We were given the task of finding the voltage drop across R1 of the circuit below with the following alternatives:

  1. 5.8V

  2. 4.8V

  3. 4.0V

  4. 10.0V

Some Circuit

All given information is contained within the image, i.e. no frequency is specified.

My intuition tells me that the only way to solve this is to consider the capacitors as resistors with a resistance equal the given reactance and solve it as a DC circuit where the voltage drop over R1 becomes 3.2V, i.e. none of the above.

I have a hunch that the alternatives are wrong. However, if anyone have any ideas on how to solve this, let me know.

The correct answer is apparently 5.8V.

  • \$\begingroup\$ I would say you are correct with your 3.2V answer. It is impossible that the lowest resistor value in the circuit drops more than half of the supplied voltage... \$\endgroup\$ – Douwe66 Jan 7 '19 at 9:36
  • 2
    \$\begingroup\$ Not only do you not have frequencies, you don't have capacitance values. So, you pretty much have to do it using the given reactance, and ignore the frequency. But, you have to keep in mind that you are dealing with the reactance of capacitors. How does that affect the reactances (summing and parallel circuits?) \$\endgroup\$ – JRE Jan 7 '19 at 9:56
  • \$\begingroup\$ The reactances are given so you do not need frequency. You cannot treat reactances as resistances. Resistances and Reactances must be combined into impedances. For example: Z1 = R1 - jXC1 \$\endgroup\$ – StainlessSteelRat Jan 7 '19 at 17:01

First of all you don't care about the frequency of the source, since you have the reactance of the caps:

\$X_C=-j\frac{1}{ωC} = -j \cdot\texttt{fixed}\$

\$R_2\$ and \$C_2\$ are in parallel, so:

\$R_2//X_{C_2} = \frac{R_2\cdot X_{C_2}}{R_2+ X_{C_2}}=\frac{333\cdot (-j250)}{333-j250}=\frac{83250\angle{-90}}{416.4\angle{-35.9}}=200\angle{-53.1}\$

Then, \$R_1, C_1\$ and \$R_2//X_{C_2}\$ are in series. Calculating the total Z can give you the current exiting the source and finally \$V_{R_1}=R1\cdot I\$.
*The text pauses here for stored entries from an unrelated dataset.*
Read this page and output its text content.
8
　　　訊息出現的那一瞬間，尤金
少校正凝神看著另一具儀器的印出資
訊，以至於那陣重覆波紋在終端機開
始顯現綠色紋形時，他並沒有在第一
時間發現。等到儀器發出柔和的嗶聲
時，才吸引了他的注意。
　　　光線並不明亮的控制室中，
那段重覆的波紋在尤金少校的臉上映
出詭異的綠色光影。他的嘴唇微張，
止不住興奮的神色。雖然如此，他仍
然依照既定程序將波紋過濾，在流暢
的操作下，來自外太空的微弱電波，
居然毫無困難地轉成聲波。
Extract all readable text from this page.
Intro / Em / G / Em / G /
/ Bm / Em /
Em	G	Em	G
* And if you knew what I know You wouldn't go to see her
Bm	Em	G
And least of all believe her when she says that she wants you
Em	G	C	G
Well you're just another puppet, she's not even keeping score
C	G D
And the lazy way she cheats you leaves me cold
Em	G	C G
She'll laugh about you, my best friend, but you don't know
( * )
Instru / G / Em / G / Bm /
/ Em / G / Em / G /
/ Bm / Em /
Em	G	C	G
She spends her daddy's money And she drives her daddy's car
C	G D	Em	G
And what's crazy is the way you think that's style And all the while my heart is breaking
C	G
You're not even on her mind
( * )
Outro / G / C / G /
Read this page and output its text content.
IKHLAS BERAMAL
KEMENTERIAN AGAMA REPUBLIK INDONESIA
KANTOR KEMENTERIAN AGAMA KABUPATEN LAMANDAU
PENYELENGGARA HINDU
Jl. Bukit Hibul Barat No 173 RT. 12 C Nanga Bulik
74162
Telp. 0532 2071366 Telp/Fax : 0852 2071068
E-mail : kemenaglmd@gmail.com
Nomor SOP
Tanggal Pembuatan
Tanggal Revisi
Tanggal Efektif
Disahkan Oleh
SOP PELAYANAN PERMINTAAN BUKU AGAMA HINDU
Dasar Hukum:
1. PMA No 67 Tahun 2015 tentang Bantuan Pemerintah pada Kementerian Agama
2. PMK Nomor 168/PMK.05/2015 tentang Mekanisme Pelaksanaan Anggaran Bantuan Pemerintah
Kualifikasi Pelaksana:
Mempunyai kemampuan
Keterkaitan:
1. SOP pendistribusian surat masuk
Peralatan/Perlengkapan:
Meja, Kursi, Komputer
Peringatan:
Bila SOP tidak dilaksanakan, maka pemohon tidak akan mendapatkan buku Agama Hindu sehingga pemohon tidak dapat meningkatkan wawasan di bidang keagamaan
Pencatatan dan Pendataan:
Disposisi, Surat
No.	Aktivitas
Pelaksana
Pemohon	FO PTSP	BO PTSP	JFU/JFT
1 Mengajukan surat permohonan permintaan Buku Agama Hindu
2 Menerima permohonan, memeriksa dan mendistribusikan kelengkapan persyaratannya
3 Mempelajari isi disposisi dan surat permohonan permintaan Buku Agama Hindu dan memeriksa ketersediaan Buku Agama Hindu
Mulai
Keep in mind that books make mistakes too...


As the impedance of each component is given, the frequency of the supply does not matter.

The Voltage Drop across \$R1\$ will be found by first calculating total impedance of \$R2\$, \$C1\$ and \$C2\$ As \$R2//XC2\$ therefore, \$R2//XC2=\frac{R2⋅XC2}{R2+XC2}=\frac{333⋅(−j250)}{333−j250}=200\angle−53.1\$

then \$XC1+(R2//XC2)=240\angle-90+200\angle-53.1=120.1-j399.94\$

Suppose the sum is denoted by \$Zo\$. The voltage across R1 will be calculated by the voltage divider rule which is

$$ V_{R1}=V_{s}*\frac{R1}{R1+Zo} $$


You can solve this as a voltage divider, but you have to deal with the impedances as complex numbers. The given impedance for the capacitors should be taken as -j|Xc| where Xc is what has been given.

So the magnitude of the voltage output will simply be:

|Vout| = \$10 \cdot |\frac{Z1}{R1-jXc1+Z1}|\$ where Z1 = \$\frac{R2\cdot (-jXc2)}{R2 -jXc2}\$

The rest of it is just straightforward arithmetic with complex numbers.

Remember to multiply numerator and denominator by the complex conjugate of the denominator to simplify complex ratios (assuming you are working in rectangular coordinates), and how to find the magnitude of a complex number.

Hint: The supposed answer is not correct, however the correct answer is in the list of possible answers.